Search code examples
databaseredis

How to set hash tags correctly for a uuid key stored as byte array in Redis


As per Redis documentation hashtags could be used to force assign keys to the same hash slot. I have a use case where we are storing {UUID}Integer as a byte array in Redis where I expect only the UUID part to be used to assign a hash slot. The issue that we are facing is If the UUID contains characters 7b or 7d, it collides with { and } represented by ASCII byte values of 123 (0x7b) and 125 (0x7d) respectively which is impacting the distribution of these keys.

Eg - 7d3e4567-e89b-12d3-a456-426614174000 gets printed as {}>Eg\xe8\x9b\x12\xd3\xa4VBf\x14\x17@\x00} when stored with hashtags in Redis.

Is there a way to escape the characters in UUID for hash slot calculation to work correctly or is there any other workaround?


Solution

  • There is no way to tell Redis that a 7b or a 7d byte is not a curly bracket.

    The only way around this problem that I can see is to encode the UUIDs differently.

    I assume that you care about encoding speed and memory consumption.

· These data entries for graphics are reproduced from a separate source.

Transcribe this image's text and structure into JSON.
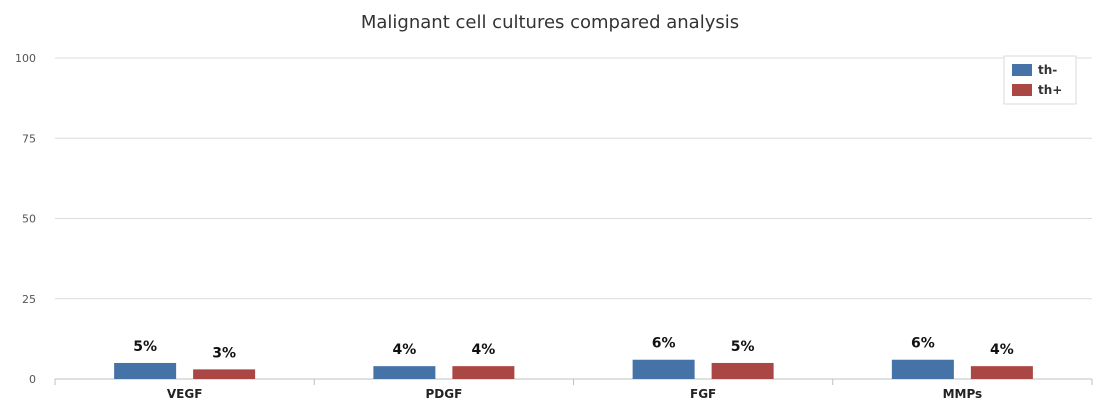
{
  "chart_data": {
    "type": "bar",
    "title": "Malignant cell cultures compared analysis",
    "xlabel": "",
    "ylabel": "",
    "categories": [
      "VEGF",
      "PDGF",
      "FGF",
      "MMPs"
    ],
    "series": [
      {
        "name": "th-",
        "values": [
          5,
          4,
          6,
          6
        ],
        "labels": [
          "5%",
          "4%",
          "6%",
          "6%"
        ],
        "color": "#4572A7"
      },
      {
        "name": "th+",
        "values": [
          3,
          4,
          5,
          4
        ],
        "labels": [
          "3%",
          "4%",
          "5%",
          "4%"
        ],
        "color": "#AA4643"
      }
    ],
    "ylim": [
      0,
      100
    ],
    "yticks": [
      "0",
      "25",
      "50",
      "75",
      "100"
    ],
    "grid": true,
    "legend_position": "top-right"
  }
}
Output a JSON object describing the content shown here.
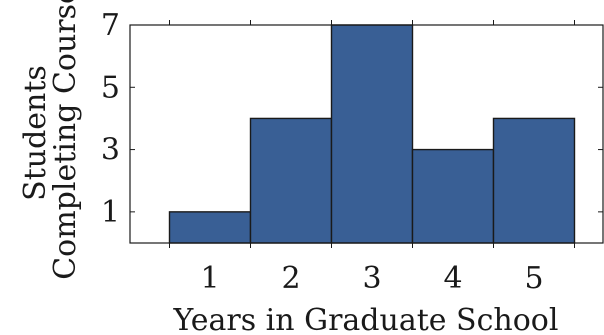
{
  "chart_data": {
    "type": "bar",
    "categories": [
      "1",
      "2",
      "3",
      "4",
      "5"
    ],
    "values": [
      1,
      4,
      7,
      3,
      4
    ],
    "xlabel": "Years in Graduate School",
    "ylabel_lines": [
      "Students",
      "Completing Course"
    ],
    "yticks": [
      1,
      3,
      5,
      7
    ],
    "ylim": [
      0,
      7
    ],
    "grid": false,
    "legend": "none",
    "bar_color": "#395f95"
  }
}
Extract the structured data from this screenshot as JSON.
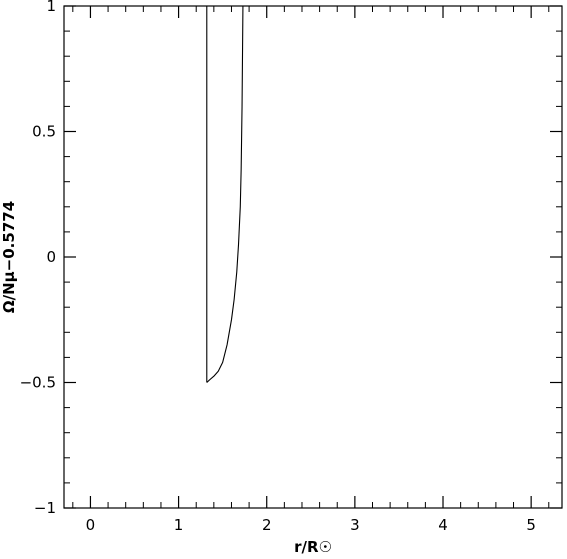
{
  "chart_data": {
    "type": "line",
    "xlabel": "r/R☉",
    "ylabel": "Ω/Nμ−0.5774",
    "xlim": [
      -0.3,
      5.35
    ],
    "ylim": [
      -1,
      1
    ],
    "x_ticks": [
      0,
      1,
      2,
      3,
      4,
      5
    ],
    "x_tick_labels": [
      "0",
      "1",
      "2",
      "3",
      "4",
      "5"
    ],
    "y_ticks": [
      -1,
      -0.5,
      0,
      0.5,
      1
    ],
    "y_tick_labels": [
      "−1",
      "−0.5",
      "0",
      "0.5",
      "1"
    ],
    "x_minor_step": 0.2,
    "y_minor_step": 0.1,
    "grid": false,
    "series": [
      {
        "x": [
          1.32,
          1.32
        ],
        "y": [
          -0.5,
          1.0
        ]
      },
      {
        "x": [
          1.32,
          1.35,
          1.4,
          1.45,
          1.5,
          1.55,
          1.6,
          1.63,
          1.66,
          1.68,
          1.7,
          1.71,
          1.72,
          1.73
        ],
        "y": [
          -0.5,
          -0.49,
          -0.475,
          -0.455,
          -0.42,
          -0.35,
          -0.25,
          -0.17,
          -0.06,
          0.05,
          0.2,
          0.35,
          0.6,
          1.0
        ]
      }
    ]
  }
}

Currently, you are using 16 bytes per UUID which is optimal.

    You can use Base64 encoding to avoid the problem. it would require one byte per 6 bits, hence 22 bytes per UUID.

    Another option would be to use a custom encoding: every 7 bits are converted to a character 00..81 except 7b and 7d. The encoding is relatively simple - you'll have to extract 7 bits at a time and replace 7b with 80 and 7d with 81. It would require one byte per 7 bits, hence 19 bytes per UUID.

    Another possible encoding is to add 2 bytes to the UUID. Now you have 16 bytes + 16 bits. Set these 16 parity bits to 0. Next, for each of the 16 bytes: if it is 7b - replace it with 7a and set the matching parity bit. If it is 7d - replace it with 7c and set the matching parity bit. However, there is a problem with this encoding: the two added bytes could become 7b or 7d. To avoid it - add 3 bytes instead and divide the 16 parity bits between these 3 bytes, avoiding the most significant bit of each of these bytes. You can further optimize: for each UUID byte: if (byte & 0x01 == 0) { byte |= 1; set matching parity bit }

    More sophisticated encodings could reduce this number to 17 bytes per UUID but would be slower to compute.

    Another option to consider: If you are generating these UUIDs you can simply avoid generating UUIDs that contain 7b and 7d.